The answer is something called NAT which stands for Network Address Translation. We'll discuss NAT in more detail later when we cover ports, but the bottom line is that when my portable (with address 10.0.1.2) tries to contact Amazon.com, the Airport base station will send the packets to the outside world rewriting the originating address so that it looks like the packets came from the base station, with an address (on its cable modem interface) of 200.20.85.65. Then when a reply packet arrives, the base station will forward it on to either the portable (at 10.0.1.2) or the tower (at 10.0.1.3) as appropriate. (This of course means that the base station has to maintain various tables so that it can figure out, for any particular incoming packet, whether that packet is a response to a request sent out by the portable [and should be forwarded to 10.0.1.2] or a request sent out by the tower [meaning it should be forwarded to 10.0.1.3]).

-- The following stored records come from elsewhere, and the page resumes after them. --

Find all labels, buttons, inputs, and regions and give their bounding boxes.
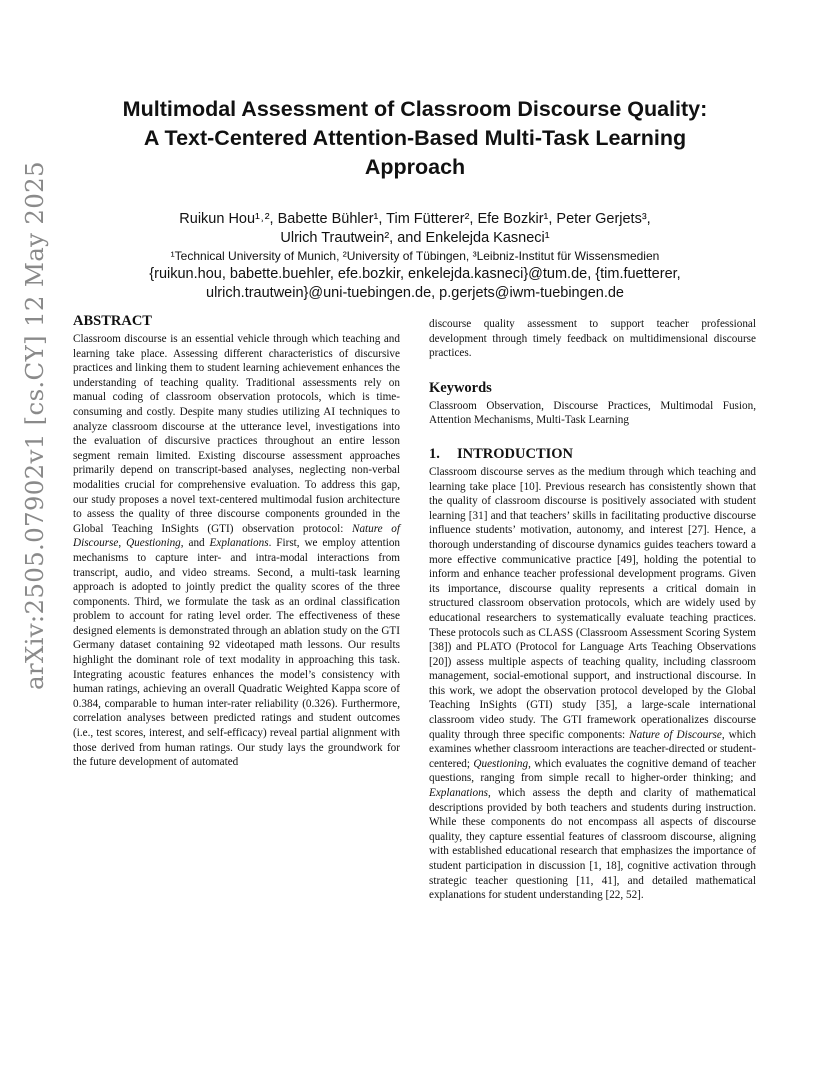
title-line: A Text-Centered Attention-Based Multi-Task Learning [143,126,687,150]
abstract-text-part: Classroom discourse is an essential vehicle through which teaching and learning take place. Assessing different characteristics of discursive practices and linking them to student learning achievement enhances the understanding of teaching quality. Traditional assessments rely on manual coding of classroom observation protocols, which is time-consuming and costly. Despite many studies utilizing AI techniques to analyze classroom discourse at the utterance level, investigations into the evaluation of discursive practices throughout an entire lesson segment remain limited. Existing discourse assessment approaches primarily depend on transcript-based analyses, neglecting non-verbal modalities crucial for comprehensive evaluation. To address this gap, our study proposes a novel text-centered multimodal fusion architecture to assess the quality of three discourse components grounded in the Global Teaching InSights (GTI) observation protocol: [73,333,400,535]
left-column [73,312,400,770]
component-name: Nature of Discourse [73,522,400,550]
title-line: Multimodal Assessment of Classroom Discourse Quality: [122,97,708,121]
section-title: INTRODUCTION [457,445,574,462]
component-name: Questioning [473,757,529,770]
intro-text-part: Classroom discourse serves as the medium through which teaching and learning take place [10]. Previous research has consistently shown that the quality of classroom discourse is positively associated with student learning [31] and that teachers’ skills in facilitating productive discourse influence students’ motivation, autonomy, and interest [27]. Hence, a thorough understanding of discourse dynamics guides teachers toward a more effective communicative practice [49], holding the potential to inform and enhance teacher professional development programs. Given its importance, discourse quality represents a critical domain in structured classroom observation protocols, which are widely used by educational researchers to systematically evaluate teaching practices. These protocols such as CLASS (Classroom Assessment Scoring System [38]) and PLATO (Protocol for Language Arts Teaching Observations [20]) assess multiple aspects of teaching quality, including classroom management, social-emotional support, and instructional discourse. In this work, we adopt the observation protocol developed by the Global Teaching InSights (GTI) study [35], a large-scale international classroom video study. The GTI framework operationalizes discourse quality through three specific components: [429,465,756,741]
intro-text-part: , which assess the depth and clarity of mathematical descriptions provided by both teachers and students during instruction. While these components do not encompass all aspects of discourse quality, they capture essential features of classroom discourse, aligning with established educational research that emphasizes the importance of student participation in discussion [1, 18], cognitive activation through strategic teacher questioning [11, 41], and detailed mathematical explanations for student understanding [22, 52]. [429,787,756,902]
right-column [429,317,756,903]
author-block [70,210,760,303]
section-number: 1. [429,445,440,462]
component-name: Explanations [209,537,269,550]
component-name: Questioning [126,537,181,550]
keywords-text: Classroom Observation, Discourse Practices, Multimodal Fusion, Attention Mechanisms, Multi-Task Learning [429,399,756,427]
paper-title [70,95,760,182]
intro-text-part: , which examines whether classroom interactions are teacher-directed or student-centered; [429,728,757,770]
intro-text-part: , which evaluates the cognitive demand of teacher questions, ranging from simple recall to higher-order thinking; and [429,757,756,785]
component-name: Explanations [429,787,489,800]
author-emails[interactable]: {ruikun.hou, babette.buehler, efe.bozkir, enkelejda.kasneci}@tum.de, {tim.fuetterer, [149,266,681,282]
author-emails[interactable]: ulrich.trautwein}@uni-tuebingen.de, p.gerjets@iwm-tuebingen.de [206,285,624,301]
author-list: Ulrich Trautwein², and Enkelejda Kasneci¹ [280,230,550,246]
separator: , and [180,537,210,550]
arxiv-identifier[interactable]: arXiv:2505.07902v1 [cs.CY] 12 May 2025 [20,161,49,690]
abstract-heading: ABSTRACT [73,313,152,329]
keywords-heading: Keywords [429,379,492,396]
author-list: Ruikun Hou¹˒², Babette Bühler¹, Tim Fütterer², Efe Bozkir¹, Peter Gerjets³, [179,211,651,227]
abstract-text [73,332,400,770]
separator: , [118,537,127,550]
abstract-continuation: discourse quality assessment to support teacher professional development through timely feedback on multidimensional discourse practices. [429,318,756,360]
title-line: Approach [364,155,466,179]
abstract-text-part: . First, we employ attention mechanisms to capture inter- and intra-modal interactions from transcript, audio, and video streams. Second, a multi-task learning approach is adopted to jointly predict the quality scores of the three components. Third, we formulate the task as an ordinal classification problem to account for rating level order. The effectiveness of these designed elements is demonstrated through an ablation study on the GTI Germany dataset containing 92 videotaped math lessons. Our results highlight the dominant role of text modality in approaching this task. Integrating acoustic features enhances the model’s consistency with human ratings, achieving an overall Quadratic Weighted Kappa score of 0.384, comparable to human inter-rater reliability (0.326). Furthermore, correlation analyses between predicted ratings and student outcomes (i.e., test scores, interest, and self-efficacy) reveal partial alignment with those derived from human ratings. Our study lays the groundwork for the future development of automated [73,537,401,769]
introduction-heading [429,445,756,463]
introduction-text [429,465,756,903]
affiliations: ¹Technical University of Munich, ²University of Tübingen, ³Leibniz-Institut für Wissensmedien [170,249,660,263]
component-name: Nature of Discourse [629,728,722,741]
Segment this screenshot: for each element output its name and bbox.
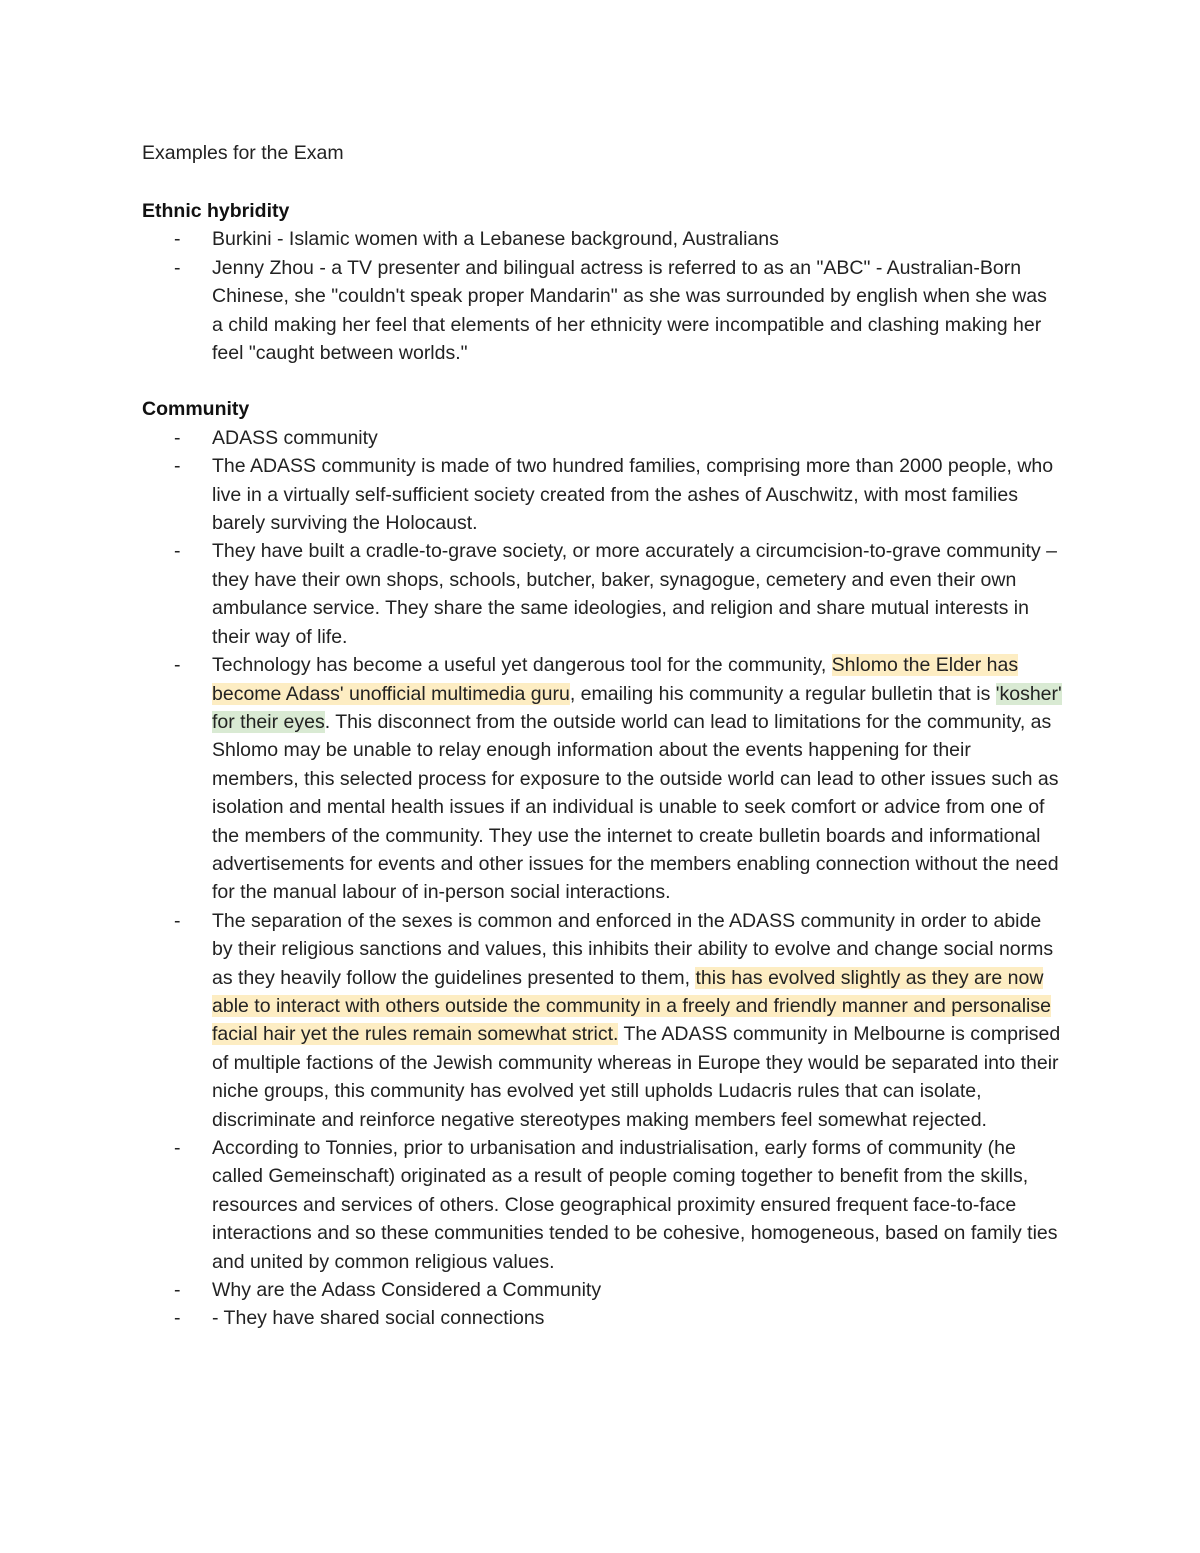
section-community [142, 395, 1062, 1332]
list-item [142, 424, 1062, 452]
item-text: Technology has become a useful yet dangerous tool for the community, [212, 654, 832, 677]
dash-bullet: - [174, 455, 181, 478]
item-text: The ADASS community in Melbourne is comprised of multiple factions of the Jewish community whereas in Europe they would be separated into their niche groups, this community has evolved yet still upholds Ludacris rules that can isolate, discriminate and reinforce negative stereotypes making members feel somewhat rejected. [212, 1023, 1061, 1131]
list-item [142, 254, 1062, 368]
list-item [142, 1304, 1062, 1332]
item-text: They have built a cradle-to-grave society, or more accurately a circumcision-to-grave community – they have their own shops, schools, butcher, baker, synagogue, cemetery and even their own ambulance service. They share the same ideologies, and religion and share mutual interests in their way of life. [212, 540, 1057, 648]
list-item [142, 1134, 1062, 1276]
dash-bullet: - [174, 540, 181, 563]
list-item [142, 651, 1062, 907]
item-text: The separation of the sexes is common and enforced in the ADASS community in order to abide by their religious sanctions and values, this inhibits their ability to evolve and change social norms as they heavily follow the guidelines presented to them, [212, 909, 1054, 989]
section-ethnic-hybridity [142, 197, 1062, 367]
item-text: , emailing his community a regular bulletin that is [569, 682, 996, 705]
list-item [142, 1276, 1062, 1304]
section-heading: Community [142, 398, 250, 421]
section-heading: Ethnic hybridity [142, 200, 290, 222]
highlighted-text: this has evolved slightly as they are now able to interact with others outside the community in a freely and friendly manner and personalise facial hair yet the rules remain somewhat strict. [212, 966, 1051, 1046]
item-text: Jenny Zhou - a TV presenter and bilingual actress is referred to as an "ABC" - Australian-Born Chinese, she "couldn't speak proper Mandarin" as she was surrounded by english when she was a child making her feel that elements of her ethnicity were incompatible and clashing making her feel "caught between worlds." [212, 256, 1047, 365]
item-text: Burkini - Islamic women with a Lebanese background, Australians [212, 228, 779, 251]
list-item [142, 537, 1062, 651]
dash-bullet: - [174, 256, 181, 279]
item-text: ADASS community [212, 426, 378, 449]
document-page [142, 138, 1062, 1333]
item-text: Why are the Adass Considered a Community [212, 1279, 602, 1302]
list-item [142, 452, 1062, 537]
dash-bullet: - [174, 228, 181, 251]
bullet-list [142, 225, 1062, 367]
item-text: - They have shared social connections [212, 1307, 545, 1330]
dash-bullet: - [174, 1137, 181, 1159]
highlighted-text: 'kosher' for their eyes [212, 682, 1062, 733]
list-item [142, 907, 1062, 1134]
document-title: Examples for the Exam [142, 142, 344, 164]
list-item [142, 225, 1062, 253]
item-text: According to Tonnies, prior to urbanisation and industrialisation, early forms of community (he called Gemeinschaft) originated as a result of people coming together to benefit from the skills, resources and services of others. Close geographical proximity ensured frequent face-to-face interactions and so these communities tended to be cohesive, homogeneous, based on family ties and united by common religious values. [212, 1137, 1058, 1273]
highlighted-text: Shlomo the Elder has become Adass' unofficial multimedia guru [212, 654, 1019, 705]
dash-bullet: - [174, 1307, 181, 1330]
bullet-list [142, 424, 1062, 1333]
dash-bullet: - [174, 1279, 181, 1302]
dash-bullet: - [174, 426, 181, 449]
spacer [142, 168, 1062, 197]
spacer [142, 367, 1062, 395]
dash-bullet: - [174, 654, 181, 677]
dash-bullet: - [174, 909, 181, 932]
item-text: The ADASS community is made of two hundred families, comprising more than 2000 people, who live in a virtually self-sufficient society created from the ashes of Auschwitz, with most families barely surviving the Holocaust. [212, 455, 1054, 535]
item-text: . This disconnect from the outside world can lead to limitations for the community, as Shlomo may be unable to relay enough information about the events happening for their members, this selected process for exposure to the outside world can lead to other issues such as isolation and mental health issues if an individual is unable to seek comfort or advice from one of the members of the community. They use the internet to create bulletin boards and informational advertisements for events and other issues for the members enabling connection without the need for the manual labour of in-person social interactions. [212, 710, 1059, 904]
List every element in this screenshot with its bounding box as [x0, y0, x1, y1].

NAT causes all sorts of complications for our home server as we will see. The ideal situation would be to have the tower, the portable and the base station all have three distinct static IP addresses given out by the ISP. The problem is that
- ISPs insist on charging people extra money for extra IP addresses, and they insist on charging for static addresses and
-
doing this gets us back to the problem of coordinating available IP addresses that we discussed when introducing DHCP.
The current version of IP is called IPv4. There is a successor defined, called IPv6 which is slowly moving from research into the real world. These problems don't exist in IPv6, and one glorious day we'll all be using IPv6 and will be able to forget about NAT.
But that day has not yet arrived, so for now NAT is something that you have to understand if you are setting up a home server.